The concern is rooted in the very foundations of mathematics. The discipline is built on trust. A proof is not merely a result but an explanation that can be checked, debated, and understood by others. AI systems, however, can produce answers that appear correct but may not always be reliable. They can blur authorship, skip proper credit, and make independent verification more difficult. In doing so, they threaten the core values of clarity, transparency, and accountability that mathematics depends on.
There is also a larger concern about control. Much of today’s AI development lies in the hands of private companies. The declaration cautions governments against blindly trusting these systems and stresses the need to prevent knowledge from being concentrated in a few hands. If research begins to depend heavily on such tools, even the direction of mathematics could change. Problems may be chosen not for their depth or importance, but because they are easier for machines to handle. This would mark a subtle yet profound shift in the discipline.
In response, the declaration offers a broad but clear direction. Governments must regulate the AI industry with care, ensuring transparency and reliability rather than accepting claims at face value. They should invest in public alternatives so that dependence on private technology is reduced. Academic standards must be protected, with AI-assisted work held to the same rigour as traditional research. At the same time, access to such tools must remain fair, so that they do not deepen inequalities among students and researchers.
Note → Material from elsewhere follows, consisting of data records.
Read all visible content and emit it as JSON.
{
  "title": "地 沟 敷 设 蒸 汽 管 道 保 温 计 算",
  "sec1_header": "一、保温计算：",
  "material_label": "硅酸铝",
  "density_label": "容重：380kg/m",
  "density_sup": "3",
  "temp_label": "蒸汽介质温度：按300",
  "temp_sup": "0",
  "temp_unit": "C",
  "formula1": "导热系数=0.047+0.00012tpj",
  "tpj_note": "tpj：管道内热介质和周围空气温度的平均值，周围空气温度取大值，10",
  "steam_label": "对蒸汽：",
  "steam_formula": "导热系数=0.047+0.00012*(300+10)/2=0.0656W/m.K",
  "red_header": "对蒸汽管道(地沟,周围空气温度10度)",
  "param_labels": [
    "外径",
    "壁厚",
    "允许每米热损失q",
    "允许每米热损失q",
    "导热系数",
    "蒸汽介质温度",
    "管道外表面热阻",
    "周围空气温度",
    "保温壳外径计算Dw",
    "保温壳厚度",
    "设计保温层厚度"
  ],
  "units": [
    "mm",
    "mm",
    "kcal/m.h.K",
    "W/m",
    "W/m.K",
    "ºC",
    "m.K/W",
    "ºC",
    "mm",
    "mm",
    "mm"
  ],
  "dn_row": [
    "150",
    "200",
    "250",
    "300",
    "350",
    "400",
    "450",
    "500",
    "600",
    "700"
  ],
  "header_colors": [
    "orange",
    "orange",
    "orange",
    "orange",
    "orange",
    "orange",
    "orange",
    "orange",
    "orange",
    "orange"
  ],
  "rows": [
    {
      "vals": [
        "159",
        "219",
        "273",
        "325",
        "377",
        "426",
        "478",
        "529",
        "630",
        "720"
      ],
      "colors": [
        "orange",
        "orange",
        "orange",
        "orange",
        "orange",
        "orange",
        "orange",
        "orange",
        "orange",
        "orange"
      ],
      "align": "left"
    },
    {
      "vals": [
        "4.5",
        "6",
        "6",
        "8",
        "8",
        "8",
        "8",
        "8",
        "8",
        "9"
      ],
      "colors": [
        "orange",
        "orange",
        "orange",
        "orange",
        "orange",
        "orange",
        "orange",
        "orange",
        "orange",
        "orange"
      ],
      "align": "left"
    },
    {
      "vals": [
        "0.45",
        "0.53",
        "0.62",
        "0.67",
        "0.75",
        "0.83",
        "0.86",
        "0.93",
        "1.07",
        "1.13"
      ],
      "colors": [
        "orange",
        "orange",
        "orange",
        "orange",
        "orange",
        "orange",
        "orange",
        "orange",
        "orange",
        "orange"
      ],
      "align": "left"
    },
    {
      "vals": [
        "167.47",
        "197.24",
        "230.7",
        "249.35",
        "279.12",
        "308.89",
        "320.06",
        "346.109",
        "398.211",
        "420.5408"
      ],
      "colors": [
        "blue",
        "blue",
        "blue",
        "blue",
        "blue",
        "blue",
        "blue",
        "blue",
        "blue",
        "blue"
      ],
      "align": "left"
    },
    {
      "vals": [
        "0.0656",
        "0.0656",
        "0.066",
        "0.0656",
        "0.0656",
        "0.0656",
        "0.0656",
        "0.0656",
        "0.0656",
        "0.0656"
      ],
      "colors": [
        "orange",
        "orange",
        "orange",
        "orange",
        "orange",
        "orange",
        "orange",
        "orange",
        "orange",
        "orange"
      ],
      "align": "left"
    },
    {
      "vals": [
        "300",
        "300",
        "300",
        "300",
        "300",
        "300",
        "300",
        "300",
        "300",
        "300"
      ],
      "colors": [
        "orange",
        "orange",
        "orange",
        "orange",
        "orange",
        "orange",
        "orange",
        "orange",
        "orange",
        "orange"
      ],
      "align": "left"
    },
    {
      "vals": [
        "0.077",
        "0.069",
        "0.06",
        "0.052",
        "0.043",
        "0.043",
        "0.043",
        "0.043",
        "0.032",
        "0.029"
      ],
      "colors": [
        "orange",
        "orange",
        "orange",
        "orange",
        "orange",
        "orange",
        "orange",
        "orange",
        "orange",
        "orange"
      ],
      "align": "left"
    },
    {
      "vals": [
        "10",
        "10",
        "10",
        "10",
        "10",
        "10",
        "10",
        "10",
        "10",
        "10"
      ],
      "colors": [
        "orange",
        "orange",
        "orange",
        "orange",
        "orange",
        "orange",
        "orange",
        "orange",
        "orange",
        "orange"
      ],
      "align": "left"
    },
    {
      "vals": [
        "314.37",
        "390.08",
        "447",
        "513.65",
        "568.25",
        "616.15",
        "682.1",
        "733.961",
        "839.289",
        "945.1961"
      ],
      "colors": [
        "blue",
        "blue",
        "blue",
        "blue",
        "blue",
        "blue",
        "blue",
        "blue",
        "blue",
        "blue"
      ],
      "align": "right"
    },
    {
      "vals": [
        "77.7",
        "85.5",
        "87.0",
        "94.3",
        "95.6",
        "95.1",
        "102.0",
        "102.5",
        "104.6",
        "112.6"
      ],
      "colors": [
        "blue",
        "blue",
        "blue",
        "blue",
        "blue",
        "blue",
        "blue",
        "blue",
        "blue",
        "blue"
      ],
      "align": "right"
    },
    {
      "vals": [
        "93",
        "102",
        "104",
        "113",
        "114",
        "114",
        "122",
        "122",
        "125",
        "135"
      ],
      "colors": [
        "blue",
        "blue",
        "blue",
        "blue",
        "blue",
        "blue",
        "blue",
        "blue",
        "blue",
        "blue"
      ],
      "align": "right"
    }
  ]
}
Mathematics has survived many technological changes in the past. Calculators did not destroy it, nor did computers replace it. But Artificial Intelligence feels different because it touches the very act of thinking. It does not just assist the process; it risks taking it over.
At its core, mathematics has always been a deeply human endeavour. AI can certainly help us move faster and even open new doors of discovery. But if it takes away the struggle, the curiosity, and the joy of finding answers ourselves, then something essential is lost.
Solving a difficult problem from an old textbook may soon become optional. But the satisfaction of solving it on your own should never become obsolete.